A Deeper Journey
India
overwhelmed me at every level. I was confronted with my own insignificance in
the mass of humanity surging through narrow city streets, clinging to doors,
windows and roofs of passing trains and buses; the crush of humanity as
hundreds of bodies pressed against me while riding the train into downtown
Bombay. Thousands living in barely
constructed shacks of sheet metal and plywood held together with string and
hope; men, women and children squatting to defecate on the side of the road. I had no defense against the thousands I
encountered daily going about the arduous task of eking out a living in a
culture that seemed to be teetering on the edge of survival. And yet in the midst of the chaos there was
an ancient continuity that flowed through those narrow streets, a seeming river
of grace that flowed beneath the surface, an acceptance of life as a gift and a
blessing.
Early one morning as our train pulled into Bombay, I saw a row of sleeping forms under the cover of the station’s awning. As the train came to a stop, one of the ragged piles began to move, and a woman sat up in the midst of that dishevelment. Her face was a silky tan, with dark black hair and brows defining her exquisite, deep set eyes, perfect mouth and long neck. As she gathered her handful of rags and the thin, cloth sleeping pallet, she turned and looked toward the light beyond the metal covering of the train platform. The light suffused her face and I found myself starring into one of most beautiful faces I had ever seen. This contrast symbolized for me the inescapable contrasts of India; it epitomized the struggle I was having adjusting to this complex and beautiful culture—like the Taj Mahal, glorious and pearl-like in its perfection, made more glorious in contrast to the litter and poverty in its immediate environment.
But
the real story of India is where my heart and soul travelled while there. It has taken me years to recognize the deeper
story that began before India but became more substantial in that experience. Did saints really walk past me there? Did the holiness of Indian culture transmit
to me the eons of spiritual longing and seeking that my 1960’s hippie culture
only pretended to touch? At what point
did God step in and shift the balance, His influence always there subtly
directing me, nudging me but in India did He become my charioteer? When did I first surrender my will to
Him? Was it while riding in the back of
an open air jeep, sick with multiple infections, weak and unable to sit up, so
instead, lying on the hard metal bench, hot and breathless, as the driver
wended his way through the swirling mass of traffic, horns blaring, cars
swerving and suddenly hitting a pothole and I rise off the metal bench a foot
or so and as I smash back down, find the universe opening before me and Your
holy face smiling back at me into my soul.

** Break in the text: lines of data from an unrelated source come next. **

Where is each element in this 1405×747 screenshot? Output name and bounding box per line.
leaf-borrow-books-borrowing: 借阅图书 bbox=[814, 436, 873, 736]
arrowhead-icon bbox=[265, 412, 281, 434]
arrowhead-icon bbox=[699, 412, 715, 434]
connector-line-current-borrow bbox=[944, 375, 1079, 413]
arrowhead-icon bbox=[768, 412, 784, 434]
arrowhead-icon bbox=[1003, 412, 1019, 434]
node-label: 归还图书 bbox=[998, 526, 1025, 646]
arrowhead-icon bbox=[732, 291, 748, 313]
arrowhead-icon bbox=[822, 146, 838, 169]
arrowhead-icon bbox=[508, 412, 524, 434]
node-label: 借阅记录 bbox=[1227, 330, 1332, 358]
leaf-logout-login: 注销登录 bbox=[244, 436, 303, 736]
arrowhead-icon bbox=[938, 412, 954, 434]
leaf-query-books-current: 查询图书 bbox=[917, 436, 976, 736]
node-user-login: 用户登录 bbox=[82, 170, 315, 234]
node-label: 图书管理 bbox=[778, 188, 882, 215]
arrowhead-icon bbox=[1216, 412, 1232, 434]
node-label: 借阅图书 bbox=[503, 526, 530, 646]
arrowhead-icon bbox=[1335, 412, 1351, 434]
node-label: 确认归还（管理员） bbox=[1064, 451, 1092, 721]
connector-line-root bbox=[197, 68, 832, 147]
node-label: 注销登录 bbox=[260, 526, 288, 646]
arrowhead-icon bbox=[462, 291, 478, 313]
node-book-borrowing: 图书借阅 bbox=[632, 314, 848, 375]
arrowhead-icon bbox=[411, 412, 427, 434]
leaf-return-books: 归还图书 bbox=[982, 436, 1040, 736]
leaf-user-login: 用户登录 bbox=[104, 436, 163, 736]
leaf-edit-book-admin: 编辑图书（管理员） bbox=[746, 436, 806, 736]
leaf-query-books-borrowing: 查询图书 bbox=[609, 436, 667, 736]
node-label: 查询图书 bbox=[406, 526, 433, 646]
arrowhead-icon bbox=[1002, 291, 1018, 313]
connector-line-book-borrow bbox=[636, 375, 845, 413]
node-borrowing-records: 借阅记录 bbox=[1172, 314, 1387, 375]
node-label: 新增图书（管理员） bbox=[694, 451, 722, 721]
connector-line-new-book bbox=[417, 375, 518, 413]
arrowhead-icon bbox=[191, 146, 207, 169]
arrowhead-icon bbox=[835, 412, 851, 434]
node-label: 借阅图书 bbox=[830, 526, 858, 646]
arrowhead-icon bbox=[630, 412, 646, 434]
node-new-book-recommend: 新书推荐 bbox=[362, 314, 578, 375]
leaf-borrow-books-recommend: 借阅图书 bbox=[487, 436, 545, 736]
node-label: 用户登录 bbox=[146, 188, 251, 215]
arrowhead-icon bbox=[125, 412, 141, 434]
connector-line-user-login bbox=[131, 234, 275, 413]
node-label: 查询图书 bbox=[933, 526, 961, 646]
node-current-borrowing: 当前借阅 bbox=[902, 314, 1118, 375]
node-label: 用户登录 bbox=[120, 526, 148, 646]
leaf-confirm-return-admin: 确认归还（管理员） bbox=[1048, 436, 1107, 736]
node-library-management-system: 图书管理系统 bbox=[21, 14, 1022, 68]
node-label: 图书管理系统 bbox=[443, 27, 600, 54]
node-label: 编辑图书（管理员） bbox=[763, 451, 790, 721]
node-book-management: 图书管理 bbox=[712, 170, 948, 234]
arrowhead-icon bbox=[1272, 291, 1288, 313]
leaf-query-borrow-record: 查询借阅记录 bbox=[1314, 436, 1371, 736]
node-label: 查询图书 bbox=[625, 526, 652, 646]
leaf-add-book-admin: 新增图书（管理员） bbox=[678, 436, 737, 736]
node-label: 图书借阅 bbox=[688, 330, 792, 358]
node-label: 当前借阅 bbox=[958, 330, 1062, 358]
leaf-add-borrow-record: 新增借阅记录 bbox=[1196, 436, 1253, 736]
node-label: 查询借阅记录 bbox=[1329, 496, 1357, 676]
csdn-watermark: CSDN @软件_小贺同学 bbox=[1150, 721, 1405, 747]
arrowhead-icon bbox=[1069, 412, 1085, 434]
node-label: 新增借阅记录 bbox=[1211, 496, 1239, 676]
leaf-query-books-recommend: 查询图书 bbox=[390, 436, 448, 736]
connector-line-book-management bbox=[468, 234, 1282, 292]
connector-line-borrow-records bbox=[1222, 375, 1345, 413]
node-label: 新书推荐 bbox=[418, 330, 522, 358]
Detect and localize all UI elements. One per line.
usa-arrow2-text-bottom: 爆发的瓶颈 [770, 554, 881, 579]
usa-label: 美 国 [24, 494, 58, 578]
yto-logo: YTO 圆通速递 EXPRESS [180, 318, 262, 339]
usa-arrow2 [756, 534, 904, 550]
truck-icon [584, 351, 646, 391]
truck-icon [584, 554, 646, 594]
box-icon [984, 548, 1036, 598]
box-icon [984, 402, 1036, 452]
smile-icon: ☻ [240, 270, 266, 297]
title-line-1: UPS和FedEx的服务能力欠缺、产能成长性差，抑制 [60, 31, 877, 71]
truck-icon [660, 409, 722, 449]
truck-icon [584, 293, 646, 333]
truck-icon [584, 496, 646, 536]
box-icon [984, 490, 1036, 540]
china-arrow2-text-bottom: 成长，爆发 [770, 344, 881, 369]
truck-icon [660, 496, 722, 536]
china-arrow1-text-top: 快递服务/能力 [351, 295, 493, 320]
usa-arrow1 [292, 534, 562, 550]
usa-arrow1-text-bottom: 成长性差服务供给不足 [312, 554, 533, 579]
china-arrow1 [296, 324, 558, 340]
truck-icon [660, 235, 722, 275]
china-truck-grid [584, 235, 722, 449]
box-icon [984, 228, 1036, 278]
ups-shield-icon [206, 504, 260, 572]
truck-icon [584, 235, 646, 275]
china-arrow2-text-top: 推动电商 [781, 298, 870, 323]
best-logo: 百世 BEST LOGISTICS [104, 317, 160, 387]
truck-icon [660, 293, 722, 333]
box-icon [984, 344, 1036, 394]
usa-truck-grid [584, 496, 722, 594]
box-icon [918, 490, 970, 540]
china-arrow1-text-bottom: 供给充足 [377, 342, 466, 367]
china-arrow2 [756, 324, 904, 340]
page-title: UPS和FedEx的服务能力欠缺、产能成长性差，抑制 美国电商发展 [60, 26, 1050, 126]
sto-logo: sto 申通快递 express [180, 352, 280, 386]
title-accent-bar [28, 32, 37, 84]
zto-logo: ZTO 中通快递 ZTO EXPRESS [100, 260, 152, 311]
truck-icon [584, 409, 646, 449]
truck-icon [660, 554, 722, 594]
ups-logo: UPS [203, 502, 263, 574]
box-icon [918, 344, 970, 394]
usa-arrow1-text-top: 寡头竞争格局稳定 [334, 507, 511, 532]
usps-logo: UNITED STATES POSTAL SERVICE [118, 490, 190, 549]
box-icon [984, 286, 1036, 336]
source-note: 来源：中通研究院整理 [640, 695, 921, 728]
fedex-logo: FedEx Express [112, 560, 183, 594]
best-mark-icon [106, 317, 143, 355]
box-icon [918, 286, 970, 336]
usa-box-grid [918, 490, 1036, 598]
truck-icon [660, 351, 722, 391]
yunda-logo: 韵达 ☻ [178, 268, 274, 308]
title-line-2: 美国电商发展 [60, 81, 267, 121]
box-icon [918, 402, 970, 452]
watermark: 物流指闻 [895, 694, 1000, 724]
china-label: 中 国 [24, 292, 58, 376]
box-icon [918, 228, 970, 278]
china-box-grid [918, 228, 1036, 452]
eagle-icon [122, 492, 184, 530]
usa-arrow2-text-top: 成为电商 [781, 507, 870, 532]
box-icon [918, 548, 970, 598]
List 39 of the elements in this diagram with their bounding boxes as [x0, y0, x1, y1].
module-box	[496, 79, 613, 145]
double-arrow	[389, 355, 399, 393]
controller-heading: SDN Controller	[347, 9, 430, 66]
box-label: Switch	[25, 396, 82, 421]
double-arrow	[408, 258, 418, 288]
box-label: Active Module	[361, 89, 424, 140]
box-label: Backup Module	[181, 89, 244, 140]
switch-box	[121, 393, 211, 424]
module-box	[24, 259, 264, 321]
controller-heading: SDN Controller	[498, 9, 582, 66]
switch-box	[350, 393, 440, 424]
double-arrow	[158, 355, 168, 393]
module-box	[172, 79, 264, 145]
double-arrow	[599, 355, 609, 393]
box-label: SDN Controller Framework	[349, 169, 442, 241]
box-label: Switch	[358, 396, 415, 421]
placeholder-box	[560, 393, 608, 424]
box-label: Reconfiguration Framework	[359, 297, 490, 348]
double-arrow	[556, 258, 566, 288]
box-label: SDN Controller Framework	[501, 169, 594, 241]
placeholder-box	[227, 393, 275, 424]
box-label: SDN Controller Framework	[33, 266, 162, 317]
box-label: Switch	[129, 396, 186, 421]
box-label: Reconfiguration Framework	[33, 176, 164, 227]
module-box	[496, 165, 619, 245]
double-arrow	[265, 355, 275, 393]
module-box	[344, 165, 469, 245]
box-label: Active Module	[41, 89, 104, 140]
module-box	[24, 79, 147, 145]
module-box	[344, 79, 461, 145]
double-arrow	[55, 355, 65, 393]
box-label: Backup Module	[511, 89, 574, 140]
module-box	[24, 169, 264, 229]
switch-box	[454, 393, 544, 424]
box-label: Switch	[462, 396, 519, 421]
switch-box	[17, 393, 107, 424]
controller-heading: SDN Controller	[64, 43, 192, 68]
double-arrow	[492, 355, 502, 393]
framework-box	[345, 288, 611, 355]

Is that the story to tell? Is
that the history of me? Did You step in
then my Lord, did You take the reins then or did I just suddenly notice it was
You all along who held my heart?
I became a part of this immense river of human life. I began to sway with the movement of the crowds as I walked, tapping into that deeper rhythm. Looking back to the earlier events of my life, I see the evidence of a loving presence guiding me, helping me and keeping me safe. But in India that presence emerged, vibrating and shimmering with the force of love and beauty from behind the seeming chaos. Like looking at a picture of miscellaneous objects and suddenly seeing that the objects form something greater, seeing the image that was hidden by the detail; suddenly a much bigger picture appears. India had pulled away a veil and showed me myself.